Alexandre Gauthy, macroéconomiste chez Degroof Petercam Luxembourg. (Photo: Maison Moderne)

Alexandre Gauthy, macroéconomiste chez Degroof Petercam Luxembourg. (Photo: Maison Moderne)

Dans sa chronique hebdomadaire, Alexandre Gauthy, macroéconomiste chez Degroof Petercam Luxembourg, se penche sur le phénomène de baisse des taux longs, notamment aux États-Unis et en Allemagne.

Les taux américains et allemands à 10 ans se sont repliés depuis leur point haut du mois de mars. Cette baisse s’est accélérée durant la première quinzaine de juillet. Ce mouvement de baisse des taux longs est probablement passager. Le marché obligataire réagit aux craintes liées à la croissance économique.

Alors qu’en début d’année, le consensus tablait sur une croissance économique américaine de 3,5% pour 2021, les prévisions de croissance ont été constamment revues de manière positive tout au long du premier semestre. Les économistes estiment désormais que la croissance économique américaine pourrait atteindre 7% en 2021. Or, l’économie commence à être freinée par les problèmes d’approvisionnement dans la production, à un moment où la demande de biens et de services reste soutenue. Cela s’observe en zone euro, où la pénurie de semi-conducteurs a fait baisser la production automobile de 7,8% en mai, ce qui laisse la production de ce secteur 25% sous son niveau de février 2020. Aux États-Unis également, certaines entreprises actives dans les services peinent à satisfaire la demande, faute de main-d’œuvre.

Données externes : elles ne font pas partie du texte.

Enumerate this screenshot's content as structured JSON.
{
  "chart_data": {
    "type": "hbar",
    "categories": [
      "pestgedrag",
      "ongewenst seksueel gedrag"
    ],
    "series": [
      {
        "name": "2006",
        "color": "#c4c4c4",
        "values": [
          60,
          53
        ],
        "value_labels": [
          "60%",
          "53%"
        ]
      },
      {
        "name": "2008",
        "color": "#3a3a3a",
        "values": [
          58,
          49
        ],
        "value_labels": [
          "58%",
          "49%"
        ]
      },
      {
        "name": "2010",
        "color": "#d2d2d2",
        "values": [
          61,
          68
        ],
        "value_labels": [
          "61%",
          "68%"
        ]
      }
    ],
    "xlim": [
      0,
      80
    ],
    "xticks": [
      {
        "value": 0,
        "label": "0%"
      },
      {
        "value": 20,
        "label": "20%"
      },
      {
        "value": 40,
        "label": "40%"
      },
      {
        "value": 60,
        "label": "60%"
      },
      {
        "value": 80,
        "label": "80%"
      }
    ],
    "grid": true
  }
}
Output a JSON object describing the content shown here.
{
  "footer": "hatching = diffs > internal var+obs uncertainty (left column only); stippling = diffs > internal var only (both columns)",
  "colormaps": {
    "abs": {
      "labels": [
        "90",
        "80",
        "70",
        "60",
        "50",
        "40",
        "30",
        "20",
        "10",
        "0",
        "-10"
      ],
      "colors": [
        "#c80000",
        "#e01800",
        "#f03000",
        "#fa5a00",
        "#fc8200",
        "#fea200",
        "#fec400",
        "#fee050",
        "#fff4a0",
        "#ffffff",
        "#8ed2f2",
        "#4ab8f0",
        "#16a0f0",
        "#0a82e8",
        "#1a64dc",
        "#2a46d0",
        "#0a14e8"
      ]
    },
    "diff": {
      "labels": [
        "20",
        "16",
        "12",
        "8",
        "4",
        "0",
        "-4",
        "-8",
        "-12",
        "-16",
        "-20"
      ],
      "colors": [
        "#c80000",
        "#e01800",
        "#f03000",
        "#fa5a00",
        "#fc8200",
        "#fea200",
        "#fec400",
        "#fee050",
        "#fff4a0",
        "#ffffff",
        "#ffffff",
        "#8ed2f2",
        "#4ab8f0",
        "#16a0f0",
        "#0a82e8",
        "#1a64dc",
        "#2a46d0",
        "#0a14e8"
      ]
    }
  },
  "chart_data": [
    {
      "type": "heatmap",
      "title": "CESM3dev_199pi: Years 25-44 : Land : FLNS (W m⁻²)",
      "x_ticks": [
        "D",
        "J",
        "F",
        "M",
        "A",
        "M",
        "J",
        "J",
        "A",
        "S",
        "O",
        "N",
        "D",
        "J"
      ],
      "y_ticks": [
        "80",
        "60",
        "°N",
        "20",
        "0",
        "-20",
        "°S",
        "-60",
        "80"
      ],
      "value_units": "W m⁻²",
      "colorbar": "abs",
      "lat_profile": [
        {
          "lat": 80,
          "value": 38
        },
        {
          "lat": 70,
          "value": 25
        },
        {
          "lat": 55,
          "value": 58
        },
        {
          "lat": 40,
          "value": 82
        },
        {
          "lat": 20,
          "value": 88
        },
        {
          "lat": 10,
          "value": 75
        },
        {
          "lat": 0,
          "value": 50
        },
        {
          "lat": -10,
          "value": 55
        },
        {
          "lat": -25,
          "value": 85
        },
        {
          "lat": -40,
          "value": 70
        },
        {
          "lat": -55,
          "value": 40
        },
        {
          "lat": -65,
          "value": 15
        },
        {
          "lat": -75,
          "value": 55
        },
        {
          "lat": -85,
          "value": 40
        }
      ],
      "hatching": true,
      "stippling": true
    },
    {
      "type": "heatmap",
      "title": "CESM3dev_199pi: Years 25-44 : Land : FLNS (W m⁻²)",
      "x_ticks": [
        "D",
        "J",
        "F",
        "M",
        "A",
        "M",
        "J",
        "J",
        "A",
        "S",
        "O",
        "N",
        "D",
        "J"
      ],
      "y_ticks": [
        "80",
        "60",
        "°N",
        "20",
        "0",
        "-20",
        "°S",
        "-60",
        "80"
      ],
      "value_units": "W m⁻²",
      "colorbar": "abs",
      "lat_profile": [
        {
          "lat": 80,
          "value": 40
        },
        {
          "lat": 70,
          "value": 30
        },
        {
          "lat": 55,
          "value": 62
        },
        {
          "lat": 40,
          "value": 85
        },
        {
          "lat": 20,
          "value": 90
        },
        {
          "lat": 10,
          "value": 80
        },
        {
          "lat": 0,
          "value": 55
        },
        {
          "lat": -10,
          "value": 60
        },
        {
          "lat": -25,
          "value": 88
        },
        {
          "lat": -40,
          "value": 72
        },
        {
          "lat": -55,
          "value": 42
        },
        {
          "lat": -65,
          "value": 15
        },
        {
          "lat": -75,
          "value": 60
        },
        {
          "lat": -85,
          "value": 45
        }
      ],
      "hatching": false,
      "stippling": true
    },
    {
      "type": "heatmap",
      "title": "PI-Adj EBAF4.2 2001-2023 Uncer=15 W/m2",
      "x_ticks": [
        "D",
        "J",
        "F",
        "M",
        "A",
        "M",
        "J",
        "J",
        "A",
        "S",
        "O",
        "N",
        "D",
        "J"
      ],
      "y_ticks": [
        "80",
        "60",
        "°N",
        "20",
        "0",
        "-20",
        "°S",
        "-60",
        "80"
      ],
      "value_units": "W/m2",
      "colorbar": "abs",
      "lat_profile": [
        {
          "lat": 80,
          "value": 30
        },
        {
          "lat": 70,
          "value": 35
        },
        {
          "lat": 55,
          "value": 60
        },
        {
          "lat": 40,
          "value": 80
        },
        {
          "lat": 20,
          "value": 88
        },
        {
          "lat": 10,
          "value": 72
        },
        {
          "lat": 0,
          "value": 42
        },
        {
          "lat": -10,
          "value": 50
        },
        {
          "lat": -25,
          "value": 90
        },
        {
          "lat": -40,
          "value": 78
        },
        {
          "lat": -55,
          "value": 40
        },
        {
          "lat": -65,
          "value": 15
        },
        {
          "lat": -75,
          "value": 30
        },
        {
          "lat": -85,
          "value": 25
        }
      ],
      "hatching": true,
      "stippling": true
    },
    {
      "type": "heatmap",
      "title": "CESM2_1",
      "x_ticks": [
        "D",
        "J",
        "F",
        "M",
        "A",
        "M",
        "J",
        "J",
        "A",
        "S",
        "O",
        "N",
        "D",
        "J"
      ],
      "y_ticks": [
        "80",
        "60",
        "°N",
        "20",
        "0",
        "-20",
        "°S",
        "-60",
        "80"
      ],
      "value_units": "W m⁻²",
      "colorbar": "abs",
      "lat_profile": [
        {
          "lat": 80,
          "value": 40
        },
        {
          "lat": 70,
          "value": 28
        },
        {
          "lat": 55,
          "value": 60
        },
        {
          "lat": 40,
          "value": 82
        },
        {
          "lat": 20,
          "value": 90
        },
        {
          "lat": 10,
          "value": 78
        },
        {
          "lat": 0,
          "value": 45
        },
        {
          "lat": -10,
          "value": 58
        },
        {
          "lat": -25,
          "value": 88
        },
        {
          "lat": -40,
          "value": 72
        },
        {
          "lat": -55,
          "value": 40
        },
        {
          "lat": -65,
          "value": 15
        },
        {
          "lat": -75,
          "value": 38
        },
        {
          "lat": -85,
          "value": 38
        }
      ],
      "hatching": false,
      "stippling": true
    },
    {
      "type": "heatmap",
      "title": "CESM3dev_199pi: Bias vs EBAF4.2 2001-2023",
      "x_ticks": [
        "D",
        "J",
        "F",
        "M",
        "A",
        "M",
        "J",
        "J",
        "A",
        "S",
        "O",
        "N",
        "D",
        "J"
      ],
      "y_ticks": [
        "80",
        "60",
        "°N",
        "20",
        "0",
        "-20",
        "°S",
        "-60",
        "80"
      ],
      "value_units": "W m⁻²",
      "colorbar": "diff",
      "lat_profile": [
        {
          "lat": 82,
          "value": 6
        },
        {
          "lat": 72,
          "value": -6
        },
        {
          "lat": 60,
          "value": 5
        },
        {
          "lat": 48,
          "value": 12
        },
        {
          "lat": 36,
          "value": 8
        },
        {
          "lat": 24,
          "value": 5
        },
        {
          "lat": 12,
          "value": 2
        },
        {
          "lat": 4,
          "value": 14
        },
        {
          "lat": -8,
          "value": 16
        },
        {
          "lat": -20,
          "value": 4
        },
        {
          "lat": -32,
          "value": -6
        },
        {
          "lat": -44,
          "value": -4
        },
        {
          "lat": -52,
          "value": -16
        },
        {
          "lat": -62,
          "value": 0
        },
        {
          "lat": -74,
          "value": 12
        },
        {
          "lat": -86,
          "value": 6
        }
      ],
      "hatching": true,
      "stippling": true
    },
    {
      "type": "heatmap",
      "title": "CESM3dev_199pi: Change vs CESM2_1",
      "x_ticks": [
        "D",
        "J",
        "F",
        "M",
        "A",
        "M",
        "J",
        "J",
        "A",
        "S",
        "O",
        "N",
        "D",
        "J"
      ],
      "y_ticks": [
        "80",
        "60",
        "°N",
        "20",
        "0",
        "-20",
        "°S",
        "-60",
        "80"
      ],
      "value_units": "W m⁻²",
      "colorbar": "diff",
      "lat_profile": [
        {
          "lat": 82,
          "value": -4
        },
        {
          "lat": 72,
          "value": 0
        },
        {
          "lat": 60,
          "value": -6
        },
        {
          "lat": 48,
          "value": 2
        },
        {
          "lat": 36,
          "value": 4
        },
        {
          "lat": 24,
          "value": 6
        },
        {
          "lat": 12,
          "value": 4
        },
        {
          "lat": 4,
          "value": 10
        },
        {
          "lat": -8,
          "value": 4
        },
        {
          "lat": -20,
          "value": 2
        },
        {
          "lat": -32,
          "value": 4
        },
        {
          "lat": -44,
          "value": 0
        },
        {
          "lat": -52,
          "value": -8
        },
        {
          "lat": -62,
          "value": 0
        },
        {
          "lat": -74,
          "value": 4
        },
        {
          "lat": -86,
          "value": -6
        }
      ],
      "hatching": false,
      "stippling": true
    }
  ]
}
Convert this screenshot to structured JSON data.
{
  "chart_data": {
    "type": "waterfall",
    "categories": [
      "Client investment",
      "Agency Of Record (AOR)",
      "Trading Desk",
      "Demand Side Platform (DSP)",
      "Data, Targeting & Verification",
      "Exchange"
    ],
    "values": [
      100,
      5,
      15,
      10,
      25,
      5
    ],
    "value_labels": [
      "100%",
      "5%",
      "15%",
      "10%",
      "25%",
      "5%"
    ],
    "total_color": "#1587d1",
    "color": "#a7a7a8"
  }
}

Il est tout à fait envisageable que l’économie américaine renoue avec le plein emploi en seconde partie d’année prochaine.
Alexandre Gauthy

Alexandre GauthymacroéconomisteDegroof Petercam Luxembourg

Ces facteurs qui freinent la production sont de nature temporaire. Dans l’industrie, les problèmes d’approvisionnement viennent du fait que, durant la pandémie, la demande de biens était anormalement élevée, à un moment où la consommation de certains services était rendue tout simplement impossible. Les goulots d’étranglement qui existent donc dans l’industrie devraient commencer à se résorber au fur et à mesure que les habitudes de consommation se normalisent.

Le phénomène de rareté de la main-d’œuvre, qui touche plus particulièrement le secteur des services aux États-Unis, peut en grande partie être expliqué par les aides généreuses accordées aux sans-emplois qui les dissuadent de retourner sur le marché du travail. En effet, durant la crise, les allocations de chômage ont été majorées, si bien qu’un certain nombre d’Américains ont gagné plus en étant au chômage qu’en travaillant. Ce facteur qui a freiné les embauches au cours des derniers mois disparaîtra en septembre lorsque l’État américain mettra un terme à ces aides. Étant donné que le nombre de postes à pourvoir est à un record historique aux États-Unis, ces personnes en quête d’emploi ne devraient pas rencontrer de problème pour trouver du travail. Par conséquent, il est tout à fait envisageable que l’économie américaine renoue avec le plein emploi en seconde partie d’année prochaine.

La crainte de nouvelles mesures de restriction

En plus de ces problèmes liés à l’offre, le marché craint que la propagation du variant Delta n’entraîne une réinstauration partielle des mesures de restriction. S’il est vrai que la propagation rapide du variant Delta est inquiétante, il est peu probable que les gouvernements décrètent des mesures strictes similaires à celles des deux premières vagues étant donné que la vaccination d’un pourcentage élevé de la population a affaibli drastiquement le lien entre la hausse des nouveaux cas et celle des hospitalisations. Cela est vrai en ce qui concerne la plupart des pays développés. La situation reste toutefois délicate dans certains pays émergents, notamment asiatiques, où le taux de vaccination est beaucoup plus faible.

Les craintes du marché obligataire liées à une décélération de la croissance économique américaine sont sans doute passagères. Certes, le rythme de croissance ralentira en raison d’effets de base moins porteurs, mais celui-ci restera sans doute supérieur au taux pré-Covid grâce aux plans de soutien fiscaux, dont l’effet perdurera un certain temps. Ces prochains mois, le marché obligataire devrait réévaluer ses attentes de resserrement monétaire de la Fed en réaction à un rapprochement relativement rapide de l’économie américaine vers le plein emploi.